米労働省が2026年5月8日に発表した4月雇用統計の主な結果は、(1)非農業部門雇用者数11.5万人増、(2)失業率4.3%、(3)平均時給37.41ドル(前月比+0.2%、前年比+3.6%)という内容であった。
雇用者数
4月の非農業部門雇用者数は前月比11.5万人増と市場予想の6.5万人増を上回った。業種別では、教育・ヘルスケアや小売などを中心に増加した一方、金融やITで減少が見られた。前2か月分の非農業部門雇用者数が合計で1.6万人下方修正されたことも加味した3カ月平均の雇用者数は4.8万人増にとどまった。前月時点では6.3万人増だった。
失業率
4月の失業率は4.3%と前月から変わらずだった。市場予想も4.3%だった。一方で、フルタイムの職を希望しながらパート就業している人などを含めた広義の失業率である不完全雇用率(U-6失業率)は前月の8.0%から8.2%に上昇した。

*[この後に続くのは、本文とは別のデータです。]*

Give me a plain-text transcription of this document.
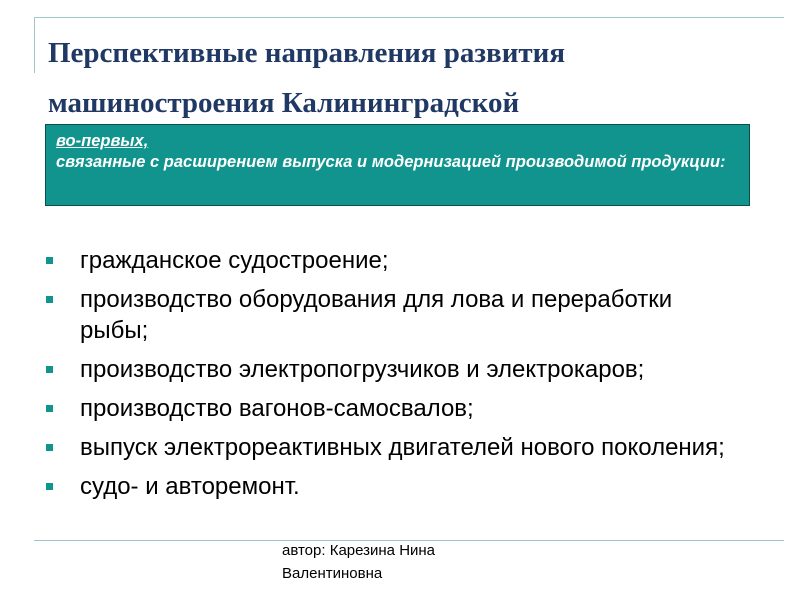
Перспективные направления развития машиностроения Калининградской
во-первых,
связанные с расширением выпуска и модернизацией производимой продукции:
гражданское судостроение;
производство оборудования для лова и переработки рыбы;
производство электропогрузчиков и электрокаров;
производство вагонов-самосвалов;
выпуск электрореактивных двигателей нового поколения;
судо- и авторемонт.
автор: Карезина Нина Валентиновна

労働人口に占める働く意欲を持つ人の割合である労働参加率は前月の61.9%から、2021年10月以来の61.8%に低下した。
平均時給
4月の平均時給(全従業員)は37.41ドルとなり、前月の修正値である37.35ドルから0.06ドル増加して過去最高を更新。ただ、伸び率は前月比+0.2%、前年比+3.6%で、市場予想の+0.3%、+3.8%をいずれも下回った。
なお、前年比の伸び率は2021年5月以来の低さだった3月の+3.4%からはやや持ち直した。
まとめ
米4月雇用統計は米労働市場が見かけほど回復していないことを示す内容だった。非農業部門雇用者数については2カ月連続で10万人超増加したが、依然として教育・ヘルスケアや小売など一部の業種に偏っている。
失業率については横ばいだったが、労働参加率が4年半ぶりの水準に低下しており、労働市場への参加者が減少する傾向が続いている。平均時給についても、伸び率が市場予想を下回っており、高賃金を求める転職者が少ないことを物語っている。
米4月雇用統計後のNY市場の反応としては、長期金利が小幅に低下し、ドルは小幅に下落した一方、株価は上昇した。市場は引き続き、米連邦準備制度理事会(FRB)が年内に利上げに転じる可能性はほとんどないと見ているようだ。